Good evening Mr. & Mrs. Catholic, and all you other Christians at sea. Welcome back to the Newsreel, sponsored as always by the fine folks at Acts of the Apostasy, home of the 3 1/2 Time-Outs Tuesday. Now off to press.
In case you haven’t yet heard about it elsewhere, acclaimed director Nick Cassavetes recently destroyed most of his credibility in an interview with The Wrap wherein he defended the incestuous relationship portrayed in his latest film Yellow. “We had heard a few stories where brothers and sisters were completely, absolutely in love with one another.” Cassavetes said, “You know what? This whole movie is about judgment, and lack of it, and doing what you want. Who gives a **** if people judge you? I’m not saying this is an absolute but in a way, if you’re not having kids – who gives a damn? Love who you want. Isn’t that what we say? Gay marriage – love who you want? If it’s your brother or sister it’s super-weird, but if you look at it, you’re not hurting anybody except every single person who freaks out because you’re in love with one another.” Well, gee whiz, Nick, perhaps you missed the extensive studies made on the subject of sibling incest (Cole, 1982; Higgs, Canavan, & Meyer, 1992; Russell, 1986) which concluded that "long-term effects on the individual include: shattered trust of brothers and men in general; never marrying or making poor choices in marriage; poor self-concept; sexual promiscuity and using sex as the only way to relate to men; a tendency toward revictimization, sexual and otherwise; substance abuse; depression and other psychiatric symptoms such as dissociative experiences or loss of memory for large periods of the past; confusion between intimacy and sexuality; and a lack of support from family and society, who tend to blame the victim.” You see, Nick, (or perhaps you’ll still refuse to) there’s actual real scientific reasons behind the Church’s disapproval of non-traditional sexual relationships besides some twisted desire to meddle in people’s private bedrooms.
Speaking of misguided filmmakers, you may remember a few weeks ago when The B-Movie Catechism poked a little fun at our Protestant brethren who make well meaning, but often not very good, movies. Well, turnabout is fair play (or so we’ve heard), so it’s only right that we pass along a link to an article by Br. Gabriel Torretta, O.P., who asks the simple question, “Why are Catholic movies so bad?” “We can learn a lot about the problems of Catholic filmmaking from Christian Duguay’s new film Restless Heart, a dramatized account of St. Augustine’s life and conversion.” Br. Torretta posits. “As a film, Restless Heart has its high points, even if in general it suffers from poor pacing and uninspiring dialogue. As a biography of a great theologian, the film fares worse; recognizing the difficulties in staging most of Augustine’s life (How does one film a gradual conversion from Skepticism to Neo-platonism?), Restless Heart blithely invents a more exciting history for him, turning the troubled young professor of rhetoric into a hotshot lawyer with a devil-may-care attitude who, after cooperating in a massacre of Milanese Christians, miraculously converts and triumphs over all his adversaries, notably including a scene in which all the heretical Donatist bishops in North Africa agree that the Roman Church has the true faith, and seal their conversion with group hugs. If we abstract from the religious character of the film, we can easily understand why Restless Heart is unlikely to win any Academy Awards; whatever its other problems, it ultimately fails to entertain. Viewed from a Christian perspective, the occasional moments of real drama don’t justify vitiating one of Christianity’s most compelling conversion stories and replacing it with a boilerplate fourth-century knock-off of a John Grisham novel.” Harsh, but Br. Torretta does offer some suggestions along with his criticisms, however, so the article is definitely worth a read.

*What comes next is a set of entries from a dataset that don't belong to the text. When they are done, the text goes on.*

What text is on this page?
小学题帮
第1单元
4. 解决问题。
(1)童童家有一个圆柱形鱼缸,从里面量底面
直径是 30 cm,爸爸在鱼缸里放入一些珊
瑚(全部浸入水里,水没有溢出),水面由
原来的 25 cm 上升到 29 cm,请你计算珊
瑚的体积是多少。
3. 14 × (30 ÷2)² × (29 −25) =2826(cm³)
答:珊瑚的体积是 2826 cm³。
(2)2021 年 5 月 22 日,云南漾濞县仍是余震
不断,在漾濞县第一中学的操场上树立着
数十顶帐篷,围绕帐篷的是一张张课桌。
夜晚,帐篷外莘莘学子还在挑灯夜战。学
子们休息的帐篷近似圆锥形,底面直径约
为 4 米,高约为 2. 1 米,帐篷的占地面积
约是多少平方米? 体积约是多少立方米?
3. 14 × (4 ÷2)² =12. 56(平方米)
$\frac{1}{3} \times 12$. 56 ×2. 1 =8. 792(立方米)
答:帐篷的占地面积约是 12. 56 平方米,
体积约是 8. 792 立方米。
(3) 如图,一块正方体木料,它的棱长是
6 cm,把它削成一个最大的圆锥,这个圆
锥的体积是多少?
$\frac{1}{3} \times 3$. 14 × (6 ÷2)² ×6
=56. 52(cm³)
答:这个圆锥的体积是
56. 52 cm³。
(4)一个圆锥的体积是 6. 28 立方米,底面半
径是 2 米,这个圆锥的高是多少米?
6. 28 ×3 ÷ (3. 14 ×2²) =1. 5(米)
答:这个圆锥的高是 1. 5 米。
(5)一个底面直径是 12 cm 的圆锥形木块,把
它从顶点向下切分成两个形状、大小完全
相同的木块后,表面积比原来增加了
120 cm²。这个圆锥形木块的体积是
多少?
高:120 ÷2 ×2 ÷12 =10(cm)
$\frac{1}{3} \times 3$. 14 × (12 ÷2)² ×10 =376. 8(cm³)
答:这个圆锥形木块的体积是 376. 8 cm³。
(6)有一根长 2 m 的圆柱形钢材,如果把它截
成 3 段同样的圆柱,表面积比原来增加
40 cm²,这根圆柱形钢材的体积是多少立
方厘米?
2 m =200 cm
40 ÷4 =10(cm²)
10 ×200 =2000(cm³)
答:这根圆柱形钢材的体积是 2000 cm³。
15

While not everyone agrees, one of the films which is generally considered among the best examples of mixing religion and celluloid storytelling is The Exorcist. So it is with some trepidation that we hear from The Vulture that writer-director Sean Durkin “is adapting the fiendish classic into a ten-episode television series… Unlike the iconic 1973 film, Durkin’s version of The Exorcist follows the events leading up to a demonic possession and especially the after-effects of how a family copes with it: In short, not well, and when medical and psychiatric explanations fail, the desperate family turns to the church, with Father Damien Karras finally brought in to attempt the exorcism.” We’ll reserve judgment until more details come out. Ten episodes could allow the story some breathing room to include details in the novel the original film didn’t have space to include. But it could also allow the whole thing to become a meandering mess. About all we can say right now is that as long as the project doesn’t take the route of John Boorman’s Exorcist II: The Heretic, which completely missed the point and tried to be spiritual without being religious (has that ever worked), it should have a decent chance of being interesting.

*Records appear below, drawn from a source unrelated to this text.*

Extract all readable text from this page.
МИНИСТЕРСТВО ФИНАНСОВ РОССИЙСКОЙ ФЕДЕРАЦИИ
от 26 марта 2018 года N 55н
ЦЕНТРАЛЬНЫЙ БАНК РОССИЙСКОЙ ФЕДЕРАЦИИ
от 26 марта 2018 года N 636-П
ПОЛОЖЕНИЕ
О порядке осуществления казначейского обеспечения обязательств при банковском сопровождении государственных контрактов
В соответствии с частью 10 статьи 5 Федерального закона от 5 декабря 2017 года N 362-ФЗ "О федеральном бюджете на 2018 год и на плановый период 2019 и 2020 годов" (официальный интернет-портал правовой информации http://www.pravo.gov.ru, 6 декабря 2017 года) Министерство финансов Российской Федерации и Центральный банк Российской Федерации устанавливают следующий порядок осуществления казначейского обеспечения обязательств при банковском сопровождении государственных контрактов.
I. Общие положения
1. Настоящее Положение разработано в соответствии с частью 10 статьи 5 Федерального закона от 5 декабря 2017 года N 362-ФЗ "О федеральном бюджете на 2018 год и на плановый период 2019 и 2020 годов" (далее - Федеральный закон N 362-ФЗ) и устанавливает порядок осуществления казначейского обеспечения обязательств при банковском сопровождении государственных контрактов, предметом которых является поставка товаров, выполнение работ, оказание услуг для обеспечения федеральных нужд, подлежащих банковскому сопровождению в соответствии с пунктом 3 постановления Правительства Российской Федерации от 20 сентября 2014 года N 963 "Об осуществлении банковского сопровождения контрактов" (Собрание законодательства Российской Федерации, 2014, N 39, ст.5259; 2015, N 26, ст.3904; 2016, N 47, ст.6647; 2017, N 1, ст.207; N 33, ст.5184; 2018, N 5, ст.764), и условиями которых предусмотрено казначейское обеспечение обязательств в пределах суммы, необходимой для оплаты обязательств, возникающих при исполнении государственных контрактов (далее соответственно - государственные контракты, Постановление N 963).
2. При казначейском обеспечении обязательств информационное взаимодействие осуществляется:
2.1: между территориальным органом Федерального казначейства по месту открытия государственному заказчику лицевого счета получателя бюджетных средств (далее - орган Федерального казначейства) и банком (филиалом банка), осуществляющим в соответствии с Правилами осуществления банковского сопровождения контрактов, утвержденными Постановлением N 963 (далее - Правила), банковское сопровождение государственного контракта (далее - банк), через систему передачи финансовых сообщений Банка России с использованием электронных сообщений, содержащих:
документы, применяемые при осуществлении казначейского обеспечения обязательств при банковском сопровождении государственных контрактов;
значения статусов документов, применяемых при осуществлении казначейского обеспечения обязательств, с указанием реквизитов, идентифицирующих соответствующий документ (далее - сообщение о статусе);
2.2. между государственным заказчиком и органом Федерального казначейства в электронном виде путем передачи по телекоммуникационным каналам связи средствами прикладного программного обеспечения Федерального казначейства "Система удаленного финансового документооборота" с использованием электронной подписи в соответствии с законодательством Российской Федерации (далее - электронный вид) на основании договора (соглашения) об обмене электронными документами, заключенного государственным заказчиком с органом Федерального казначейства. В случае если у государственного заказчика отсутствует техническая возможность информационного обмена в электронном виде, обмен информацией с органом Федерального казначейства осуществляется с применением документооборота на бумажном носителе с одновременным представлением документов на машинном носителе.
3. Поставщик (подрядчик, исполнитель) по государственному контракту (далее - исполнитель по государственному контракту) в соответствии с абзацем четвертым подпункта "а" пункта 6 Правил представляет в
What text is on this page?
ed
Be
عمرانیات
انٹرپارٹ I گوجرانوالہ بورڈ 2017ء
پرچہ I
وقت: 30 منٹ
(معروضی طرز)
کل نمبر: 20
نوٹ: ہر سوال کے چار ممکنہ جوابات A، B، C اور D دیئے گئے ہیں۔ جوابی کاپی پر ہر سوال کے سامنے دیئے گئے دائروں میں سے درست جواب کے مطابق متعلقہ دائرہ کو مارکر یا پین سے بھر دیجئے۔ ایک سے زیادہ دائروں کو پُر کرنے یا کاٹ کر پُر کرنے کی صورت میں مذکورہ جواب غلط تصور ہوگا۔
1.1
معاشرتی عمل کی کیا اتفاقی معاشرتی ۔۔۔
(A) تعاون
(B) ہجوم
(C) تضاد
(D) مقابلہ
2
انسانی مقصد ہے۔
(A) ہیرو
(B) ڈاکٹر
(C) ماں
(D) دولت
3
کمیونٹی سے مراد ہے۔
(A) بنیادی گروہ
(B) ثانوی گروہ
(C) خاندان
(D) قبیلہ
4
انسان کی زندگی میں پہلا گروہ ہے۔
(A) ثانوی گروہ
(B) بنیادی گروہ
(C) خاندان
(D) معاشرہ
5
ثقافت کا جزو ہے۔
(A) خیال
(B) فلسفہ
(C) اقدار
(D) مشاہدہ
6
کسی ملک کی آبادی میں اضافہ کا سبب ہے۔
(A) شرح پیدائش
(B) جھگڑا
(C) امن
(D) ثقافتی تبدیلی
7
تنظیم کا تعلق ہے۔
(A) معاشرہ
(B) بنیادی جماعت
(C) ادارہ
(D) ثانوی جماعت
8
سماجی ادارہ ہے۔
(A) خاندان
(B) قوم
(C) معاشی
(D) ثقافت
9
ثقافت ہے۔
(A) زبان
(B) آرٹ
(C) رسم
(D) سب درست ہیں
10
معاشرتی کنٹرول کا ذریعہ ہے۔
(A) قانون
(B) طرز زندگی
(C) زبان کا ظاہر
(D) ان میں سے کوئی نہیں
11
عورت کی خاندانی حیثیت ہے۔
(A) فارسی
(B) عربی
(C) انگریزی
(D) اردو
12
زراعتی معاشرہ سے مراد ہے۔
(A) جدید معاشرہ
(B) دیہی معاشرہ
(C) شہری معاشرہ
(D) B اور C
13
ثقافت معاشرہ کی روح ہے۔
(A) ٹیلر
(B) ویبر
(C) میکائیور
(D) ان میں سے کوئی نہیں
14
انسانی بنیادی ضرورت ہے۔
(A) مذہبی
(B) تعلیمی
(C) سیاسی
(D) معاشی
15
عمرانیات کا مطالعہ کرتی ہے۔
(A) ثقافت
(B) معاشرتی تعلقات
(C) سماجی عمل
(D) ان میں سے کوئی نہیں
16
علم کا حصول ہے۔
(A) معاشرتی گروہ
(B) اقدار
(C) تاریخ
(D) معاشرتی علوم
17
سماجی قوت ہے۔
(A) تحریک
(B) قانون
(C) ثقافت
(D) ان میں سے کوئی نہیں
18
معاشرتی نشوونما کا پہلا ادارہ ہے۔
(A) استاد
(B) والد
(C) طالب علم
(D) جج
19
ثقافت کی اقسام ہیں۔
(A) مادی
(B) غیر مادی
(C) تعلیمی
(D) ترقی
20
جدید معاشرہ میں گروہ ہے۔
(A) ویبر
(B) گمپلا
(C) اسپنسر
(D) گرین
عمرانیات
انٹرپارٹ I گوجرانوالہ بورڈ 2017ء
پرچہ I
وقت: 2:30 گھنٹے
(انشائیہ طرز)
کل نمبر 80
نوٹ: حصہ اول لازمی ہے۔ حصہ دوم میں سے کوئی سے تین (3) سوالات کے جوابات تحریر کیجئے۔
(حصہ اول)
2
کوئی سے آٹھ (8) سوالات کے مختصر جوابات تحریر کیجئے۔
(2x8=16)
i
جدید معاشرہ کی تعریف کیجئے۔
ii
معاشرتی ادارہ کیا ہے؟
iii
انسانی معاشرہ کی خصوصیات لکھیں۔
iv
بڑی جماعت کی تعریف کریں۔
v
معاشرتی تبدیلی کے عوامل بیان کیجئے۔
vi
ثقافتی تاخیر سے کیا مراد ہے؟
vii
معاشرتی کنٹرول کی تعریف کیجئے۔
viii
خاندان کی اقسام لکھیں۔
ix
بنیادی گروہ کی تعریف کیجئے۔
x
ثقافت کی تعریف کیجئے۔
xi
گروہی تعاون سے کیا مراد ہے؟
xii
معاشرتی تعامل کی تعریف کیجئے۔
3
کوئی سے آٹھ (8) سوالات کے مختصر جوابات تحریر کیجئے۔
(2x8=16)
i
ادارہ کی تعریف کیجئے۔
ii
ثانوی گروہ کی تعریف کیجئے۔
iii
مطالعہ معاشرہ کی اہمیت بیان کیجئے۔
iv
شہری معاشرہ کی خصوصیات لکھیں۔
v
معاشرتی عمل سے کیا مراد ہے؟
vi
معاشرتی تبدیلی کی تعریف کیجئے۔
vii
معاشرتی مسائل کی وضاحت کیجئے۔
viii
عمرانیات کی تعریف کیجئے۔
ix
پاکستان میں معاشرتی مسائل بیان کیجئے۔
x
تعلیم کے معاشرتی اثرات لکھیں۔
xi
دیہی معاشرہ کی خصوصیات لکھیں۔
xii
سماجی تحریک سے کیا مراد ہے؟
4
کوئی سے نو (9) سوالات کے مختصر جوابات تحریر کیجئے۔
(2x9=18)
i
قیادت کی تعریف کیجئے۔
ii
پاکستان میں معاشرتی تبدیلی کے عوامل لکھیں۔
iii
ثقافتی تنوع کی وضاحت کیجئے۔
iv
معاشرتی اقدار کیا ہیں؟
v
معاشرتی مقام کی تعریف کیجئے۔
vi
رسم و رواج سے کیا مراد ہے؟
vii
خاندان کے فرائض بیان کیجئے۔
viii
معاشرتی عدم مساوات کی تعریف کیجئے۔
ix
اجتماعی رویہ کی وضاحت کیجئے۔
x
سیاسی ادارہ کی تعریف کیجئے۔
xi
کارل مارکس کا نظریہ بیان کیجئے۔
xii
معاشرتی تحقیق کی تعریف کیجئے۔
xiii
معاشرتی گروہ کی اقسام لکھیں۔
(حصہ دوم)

Whether it be due to over-familiarity with the material or just jaded modern sensibilities, there are some out there who have forgotten the impact The Exorcist’s portrayal of the evil of Satan had upon its release. To help you remember…
Well, we won’t wish you pleasant dreams after that, but we will, as is our custom, sign off the Newsreel with the immortal words of the great Les Nessman. Good evening, and may the good news be yours.